PF CORPUS: FUNDS QUOTE LOWEST FEES

Mumbai: The Employees’ Provident Fund Organisation (EPFO), which runs one of the biggest social security schemes in the world and has often been criticised for the way it runs the scheme, has attracted one of the lowest fund management fees from top fund houses.

Over five fund houses have quoted a fee of one basis point (0.01%) or less for managing the incremental or fresh funds of the EPFO which is reckoned to be close to Rs 25,000 crore annually. The EPFO had invited bids from asset management firms for outsourcing the fund management functions of the organisation which has over 2 crore subscribers and has a corpus aggregating Rs 2,40,000 crore.

The plan is to have multiple fund managers for the scheme to help generate higher returns and to bring about greater professionalism by infusing competition.

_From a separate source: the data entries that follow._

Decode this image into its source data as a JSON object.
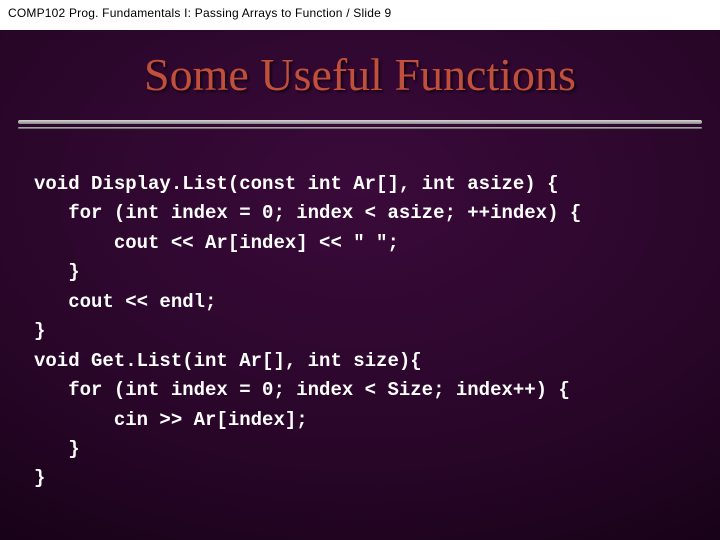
{
  "header": "COMP102  Prog. Fundamentals I: Passing Arrays to Function / Slide 9",
  "title": "Some Useful Functions",
  "code_lines": {
    "l0": "void Display.List(const int Ar[], int asize) {",
    "l1": "   for (int index = 0; index < asize; ++index) {",
    "l2": "       cout << Ar[index] << \" \";",
    "l3": "   }",
    "l4": "   cout << endl;",
    "l5": "}",
    "l6": "void Get.List(int Ar[], int size){",
    "l7": "   for (int index = 0; index < Size; index++) {",
    "l8": "       cin >> Ar[index];",
    "l9": "   }",
    "l10": "}"
  }
}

From a provident or pension fund subscribers’ perspective, a lower fund management fee translates into higher returns over a long stretch. Typically, provident and pension fund monies remain invested over decades and there is evidence to show that each percentage fall in fund management charges is reflected in higher returns. In India, mutual funds charge, on an average, well over 2% as fund management fees.

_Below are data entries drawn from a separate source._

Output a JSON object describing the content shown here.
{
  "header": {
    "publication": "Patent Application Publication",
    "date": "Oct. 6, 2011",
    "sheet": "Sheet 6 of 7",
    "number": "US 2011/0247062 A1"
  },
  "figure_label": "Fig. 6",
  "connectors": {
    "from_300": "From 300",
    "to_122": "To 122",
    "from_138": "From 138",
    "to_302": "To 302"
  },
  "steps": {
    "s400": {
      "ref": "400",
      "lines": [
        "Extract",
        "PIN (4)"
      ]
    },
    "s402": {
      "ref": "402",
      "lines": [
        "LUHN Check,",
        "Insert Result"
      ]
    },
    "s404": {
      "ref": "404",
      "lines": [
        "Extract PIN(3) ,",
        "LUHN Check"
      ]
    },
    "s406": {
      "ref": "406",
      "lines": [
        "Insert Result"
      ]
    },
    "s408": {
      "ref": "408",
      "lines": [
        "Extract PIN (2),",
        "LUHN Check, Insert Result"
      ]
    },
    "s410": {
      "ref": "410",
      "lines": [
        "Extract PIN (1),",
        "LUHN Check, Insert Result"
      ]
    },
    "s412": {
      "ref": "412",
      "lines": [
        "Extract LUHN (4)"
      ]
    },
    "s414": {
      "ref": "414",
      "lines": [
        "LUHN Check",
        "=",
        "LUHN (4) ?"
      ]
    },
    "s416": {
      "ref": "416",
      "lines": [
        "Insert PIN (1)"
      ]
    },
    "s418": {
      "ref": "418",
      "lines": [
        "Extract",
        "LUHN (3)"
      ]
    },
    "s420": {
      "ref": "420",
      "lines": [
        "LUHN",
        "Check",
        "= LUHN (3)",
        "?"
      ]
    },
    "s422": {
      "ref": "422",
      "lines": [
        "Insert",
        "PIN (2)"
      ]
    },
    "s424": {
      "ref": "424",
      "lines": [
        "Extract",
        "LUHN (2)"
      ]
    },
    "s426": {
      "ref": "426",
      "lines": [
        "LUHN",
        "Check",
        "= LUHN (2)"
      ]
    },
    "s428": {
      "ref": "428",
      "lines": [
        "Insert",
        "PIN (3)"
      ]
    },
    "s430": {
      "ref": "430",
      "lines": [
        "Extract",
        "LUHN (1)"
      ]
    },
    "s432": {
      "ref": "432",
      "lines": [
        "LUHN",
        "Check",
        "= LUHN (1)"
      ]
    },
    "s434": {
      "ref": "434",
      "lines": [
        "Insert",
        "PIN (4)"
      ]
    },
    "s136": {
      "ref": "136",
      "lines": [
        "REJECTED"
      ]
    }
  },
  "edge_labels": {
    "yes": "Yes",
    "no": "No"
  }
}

The pension sector regulator PFRDA has also adopted a similar approach of awarding the mandate of fund management to three stateowned fund houses on the basis of the lowest fees quoted.

According to persons familiar with the EPFO’s bidding process, the asset management arms of HSBC, ICICI Bank, SBI, HDFC and Birla Sun Life are among those that have quoted a low fund management fee. What could be encouraging for these fund houses is access to a fairly large corpus at a time when there has been a decline in the assets under management of the mutual fund industry.

If the EPFO board approves the choice of three fund managers as proposed it may well have an impact on other exempt and what is known as excluded trusts, provident and pension funds. The funds, given their long-term nature, could also help provide stability in a rocky market.

These funds also may be enthused then to outsource their fund management activities to professional fund managers. In turn this could put pressure on the government to liberalise the investment guidelines to permit greater play for equity.